Matthew O'Haren-USA TODAY Sports

One consistent feature of the Oilers' rebuilds, besides losing, has been trading honest-to-goodness NHL players for picks and or prospects. The second rebuild - starting in January 2010 - was far more efficient in this than the first, and the scorched earth approach allowed the team to finish last twice and next to last the following year en route to three first overall picks. Of course if you trade all your current players for future players (hopefully future players) you're eventually left with a roster that has no depth and can't win a damn thing. That not quite where the Oilers are today, but they're not very far removed from it either.

On this site I've written about the flaws associated with the Oilers' effort to rebuild more times than I care to count. I've also discussed it on Twitter, with friends and family, and even shouted about it to strangers on the street on occasion. I didn't like the plan five years ago, I don't like it now, and I can't imagine that I will ever like it. I also have no desire to go through all of it again, but the Oilers decision to trade David Perron for Rob Klinkhammer (great name) and a magic bean, a trade which feels a lot like one of Tambellini's greatest hits, brought up something else I've heard a lot of during the eternal rebuild, that the player leaving town didn't want to be here.

In just the last 18 months I've heard this said about Shawn Horcoff, Ales Hemsky, David Perron, and even those he's not gone yet, Jeff Petry. In a season and a half that's a lot of players that, if rumours are to be believed, didn't want to be here. I say rumours because not one of them has said or done anything that makes me think they wanted to leave. I'll be the first to admit though, in the case of every player I listed, they might not have wanted to play in Edmonton anymore. That's absolutely possible and unfortunately I haven't had the opportunity to sit down over a beer and ask them about it. Of course, neither have those saying that they didn't want to be here.

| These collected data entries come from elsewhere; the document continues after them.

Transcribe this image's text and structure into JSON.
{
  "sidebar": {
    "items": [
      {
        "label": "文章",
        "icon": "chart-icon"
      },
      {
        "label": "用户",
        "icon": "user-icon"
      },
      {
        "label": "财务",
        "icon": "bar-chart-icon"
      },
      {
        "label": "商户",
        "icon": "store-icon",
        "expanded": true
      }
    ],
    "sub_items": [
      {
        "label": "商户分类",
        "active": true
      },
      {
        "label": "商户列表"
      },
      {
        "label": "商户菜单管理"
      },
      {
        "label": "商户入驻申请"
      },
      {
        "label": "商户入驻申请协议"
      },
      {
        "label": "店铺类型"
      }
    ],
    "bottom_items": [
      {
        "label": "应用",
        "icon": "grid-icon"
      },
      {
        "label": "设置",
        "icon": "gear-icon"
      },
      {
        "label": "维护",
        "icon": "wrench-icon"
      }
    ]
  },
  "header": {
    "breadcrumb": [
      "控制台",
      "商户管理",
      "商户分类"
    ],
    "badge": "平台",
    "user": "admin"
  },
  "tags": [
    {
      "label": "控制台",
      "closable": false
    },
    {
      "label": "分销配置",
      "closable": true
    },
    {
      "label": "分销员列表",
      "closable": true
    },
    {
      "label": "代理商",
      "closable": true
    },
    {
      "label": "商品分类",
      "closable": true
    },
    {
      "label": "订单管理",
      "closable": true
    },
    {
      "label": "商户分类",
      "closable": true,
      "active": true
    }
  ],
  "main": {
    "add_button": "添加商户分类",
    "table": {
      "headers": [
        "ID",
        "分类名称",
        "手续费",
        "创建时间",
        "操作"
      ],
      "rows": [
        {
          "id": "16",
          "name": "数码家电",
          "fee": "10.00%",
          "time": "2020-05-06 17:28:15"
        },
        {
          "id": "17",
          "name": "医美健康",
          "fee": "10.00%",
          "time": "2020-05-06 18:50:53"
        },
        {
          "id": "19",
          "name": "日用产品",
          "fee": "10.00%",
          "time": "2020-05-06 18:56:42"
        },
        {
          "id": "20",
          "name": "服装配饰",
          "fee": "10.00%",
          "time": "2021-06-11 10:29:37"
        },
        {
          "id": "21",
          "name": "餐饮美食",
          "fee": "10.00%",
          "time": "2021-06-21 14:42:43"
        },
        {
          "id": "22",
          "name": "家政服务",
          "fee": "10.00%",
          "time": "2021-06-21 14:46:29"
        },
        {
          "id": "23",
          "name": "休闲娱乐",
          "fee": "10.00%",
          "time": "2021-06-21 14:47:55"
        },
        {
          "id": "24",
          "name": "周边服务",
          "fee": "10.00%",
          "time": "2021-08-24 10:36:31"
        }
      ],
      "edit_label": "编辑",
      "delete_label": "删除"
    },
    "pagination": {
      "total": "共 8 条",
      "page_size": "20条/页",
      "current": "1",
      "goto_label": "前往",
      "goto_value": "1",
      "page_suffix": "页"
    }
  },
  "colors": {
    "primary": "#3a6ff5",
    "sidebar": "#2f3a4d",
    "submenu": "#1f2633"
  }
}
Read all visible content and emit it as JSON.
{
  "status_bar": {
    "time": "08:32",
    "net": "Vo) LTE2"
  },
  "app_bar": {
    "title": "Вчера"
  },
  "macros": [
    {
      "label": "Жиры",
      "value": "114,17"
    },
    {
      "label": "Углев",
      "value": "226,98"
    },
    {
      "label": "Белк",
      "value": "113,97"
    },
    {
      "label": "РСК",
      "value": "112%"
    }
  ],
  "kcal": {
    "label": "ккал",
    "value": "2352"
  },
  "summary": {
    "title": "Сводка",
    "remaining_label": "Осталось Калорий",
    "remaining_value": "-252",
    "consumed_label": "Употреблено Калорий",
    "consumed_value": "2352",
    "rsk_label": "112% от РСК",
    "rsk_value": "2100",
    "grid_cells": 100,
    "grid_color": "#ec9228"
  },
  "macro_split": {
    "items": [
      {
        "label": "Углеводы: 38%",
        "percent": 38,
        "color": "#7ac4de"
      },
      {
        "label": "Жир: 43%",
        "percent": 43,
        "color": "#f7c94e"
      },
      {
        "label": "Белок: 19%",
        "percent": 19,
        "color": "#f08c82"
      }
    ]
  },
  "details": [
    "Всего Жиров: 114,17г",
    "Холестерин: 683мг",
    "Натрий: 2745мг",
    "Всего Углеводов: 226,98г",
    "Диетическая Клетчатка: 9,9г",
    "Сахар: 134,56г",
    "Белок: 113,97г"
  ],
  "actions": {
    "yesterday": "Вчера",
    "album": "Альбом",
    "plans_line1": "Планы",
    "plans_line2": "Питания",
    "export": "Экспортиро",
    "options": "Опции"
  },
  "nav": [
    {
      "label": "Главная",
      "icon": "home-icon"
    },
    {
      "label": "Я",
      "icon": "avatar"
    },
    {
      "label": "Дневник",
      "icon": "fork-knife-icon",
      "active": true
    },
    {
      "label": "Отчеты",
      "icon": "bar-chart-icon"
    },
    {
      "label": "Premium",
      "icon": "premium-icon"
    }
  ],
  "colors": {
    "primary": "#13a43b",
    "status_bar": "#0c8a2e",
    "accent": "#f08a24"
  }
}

But it's not the speculation about the player's motives that bothers me the most about the "he didn't want to be here" thinking. It's that it's a justification for whatever the Oilers get in return. The combined return for Horcoff, Hemsky, and Perron - three NHL players - has been Philip Larsen, Rob Klinkhammer, 2014 third and fifth round picks, a 2015 first round pick, and a 2016 seventh round pick. Larsen is in the KHL this season, Klinkhammer is a fourth line player, and the rest are lottery tickets, and the Oilers gave up three players to get all of that. And to some that's okay because they didn't want to be here; therefore, MacTavish did a fine job considering the circumstances.

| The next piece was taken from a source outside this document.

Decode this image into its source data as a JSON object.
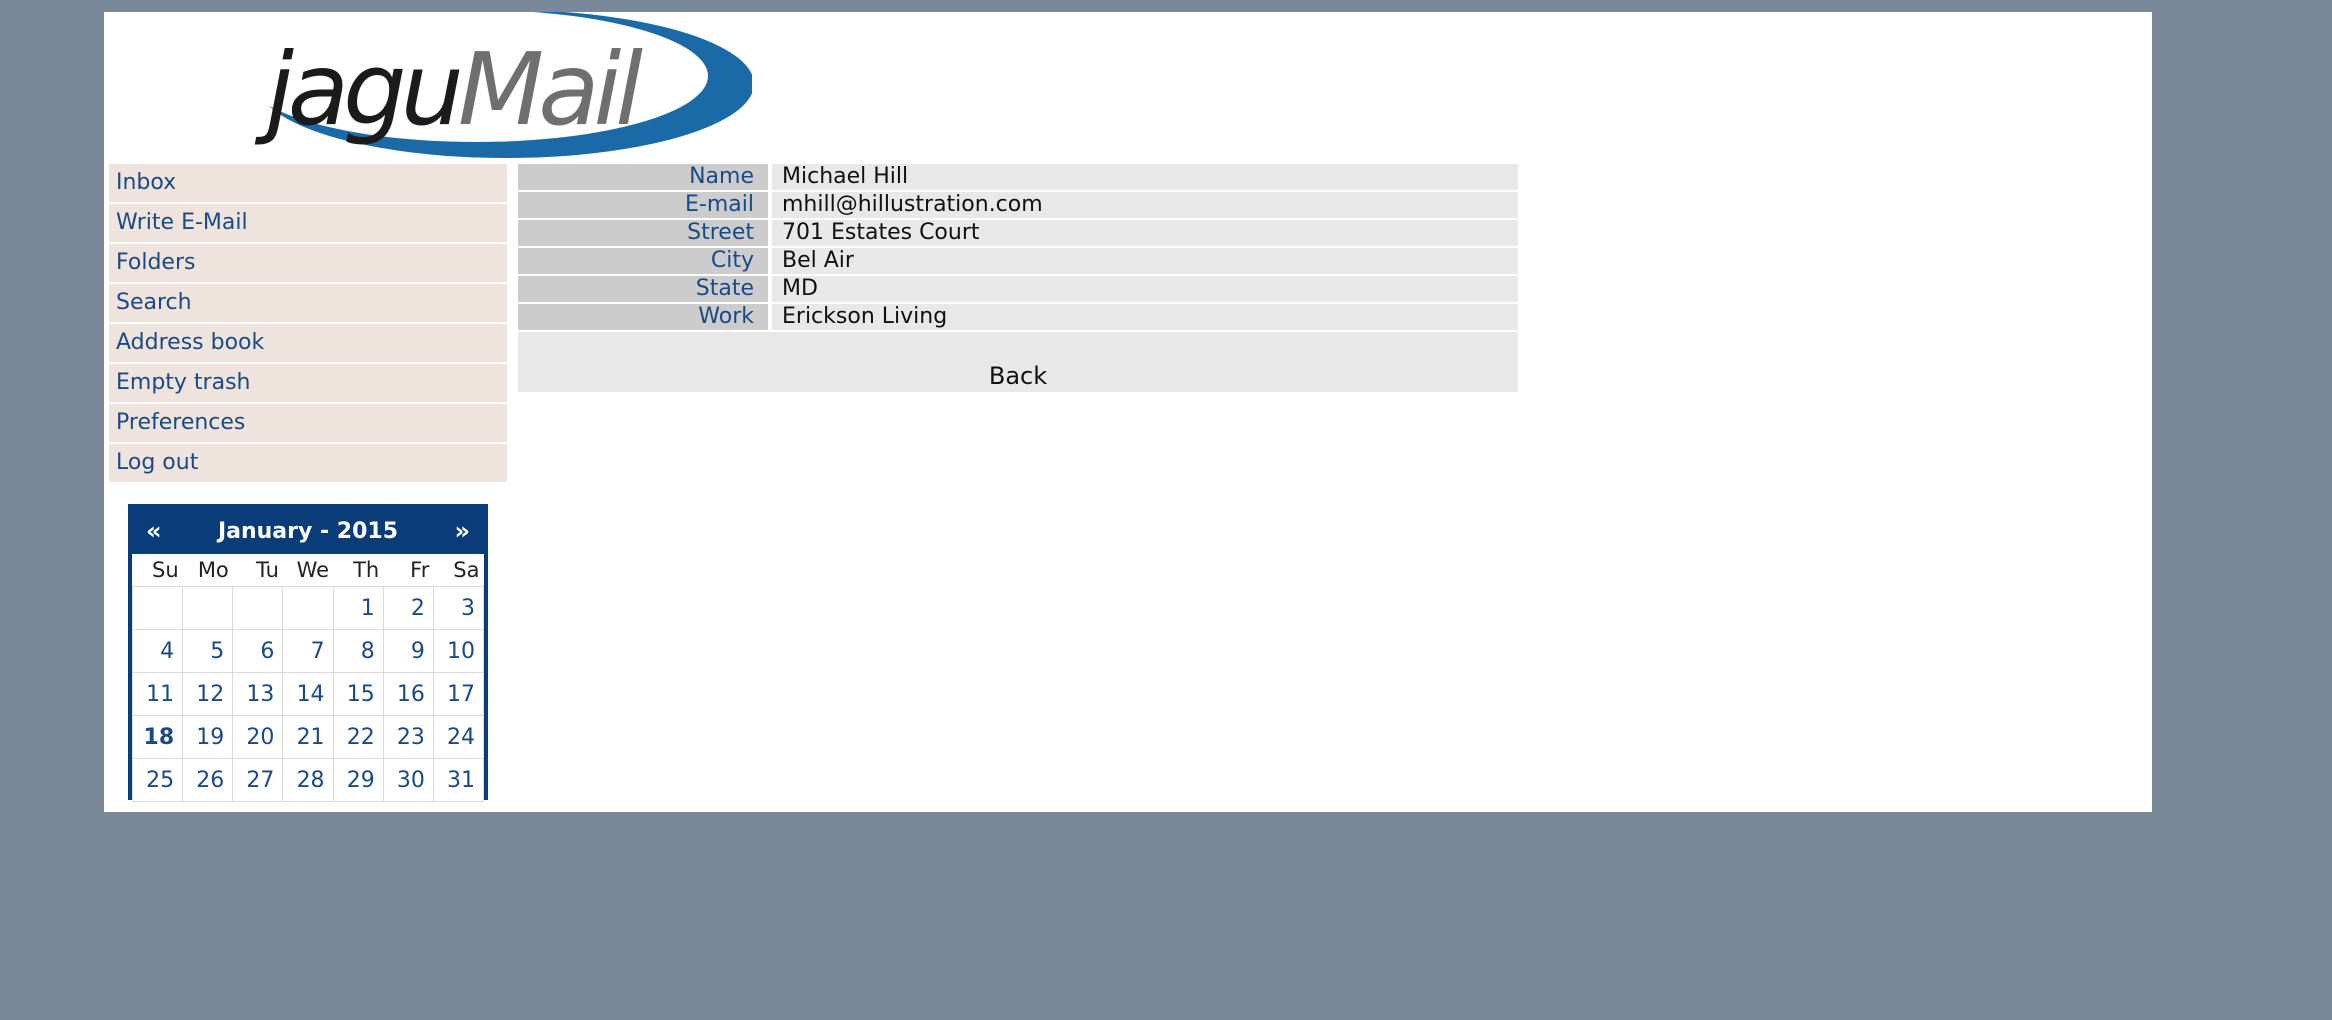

Have you ever wondered why they might not want to be here though? Surely the fact that the team has been very bad for a very long time has something to do with that, in fact that's likely the single biggest factor. So if they really didn't want to be here isn't that actually a failing of management? Of course it is. So saying MacTavish did a good job by getting Klinkhammer and first for Perron simply because Perron was leaving anyway is crazy because it MacTavish's fault that he wanted out. He's putting a gun to his own head and you're giving him credit for making the best deal he could.

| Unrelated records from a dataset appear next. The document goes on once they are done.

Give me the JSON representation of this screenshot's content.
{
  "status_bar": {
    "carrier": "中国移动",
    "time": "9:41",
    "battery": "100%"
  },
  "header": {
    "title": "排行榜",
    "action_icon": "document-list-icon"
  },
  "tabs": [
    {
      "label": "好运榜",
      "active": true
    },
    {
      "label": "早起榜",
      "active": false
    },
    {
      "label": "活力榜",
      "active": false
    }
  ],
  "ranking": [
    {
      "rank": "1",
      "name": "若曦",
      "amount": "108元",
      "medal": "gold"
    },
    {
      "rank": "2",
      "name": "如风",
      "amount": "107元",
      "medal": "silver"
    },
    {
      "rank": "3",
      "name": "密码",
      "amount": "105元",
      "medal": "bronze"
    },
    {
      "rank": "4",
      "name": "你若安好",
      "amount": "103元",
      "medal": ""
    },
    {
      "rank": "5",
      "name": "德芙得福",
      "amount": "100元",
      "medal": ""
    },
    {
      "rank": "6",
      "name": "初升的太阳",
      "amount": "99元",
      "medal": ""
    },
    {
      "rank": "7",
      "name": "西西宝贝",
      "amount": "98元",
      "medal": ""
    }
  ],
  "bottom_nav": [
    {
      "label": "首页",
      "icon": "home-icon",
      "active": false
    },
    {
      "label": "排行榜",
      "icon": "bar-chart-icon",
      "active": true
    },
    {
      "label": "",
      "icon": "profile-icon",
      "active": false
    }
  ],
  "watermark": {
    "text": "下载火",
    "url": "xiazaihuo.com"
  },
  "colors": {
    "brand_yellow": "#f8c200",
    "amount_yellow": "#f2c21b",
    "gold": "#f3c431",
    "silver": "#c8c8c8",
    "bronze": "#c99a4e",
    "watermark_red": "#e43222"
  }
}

If one player wants out, even two, you can write it off, maybe they wanted to test free agency, didn't like the city, wanted to be closer to home, the list goes on; and in those cases a GM has to make the best of a bad situation, I don't blame a GM for making a questionable deal when this happens. But when player, after player, after player, supposedly doesn't want to be here anymore that's a problem of management's own creation, and the minimal return is absolutely their fault. Saying they did a good job considering the circumstances is like thanking the person who set fire to your house for putting the fire out before it burned it completely to the ground. It just doesn't make any sense.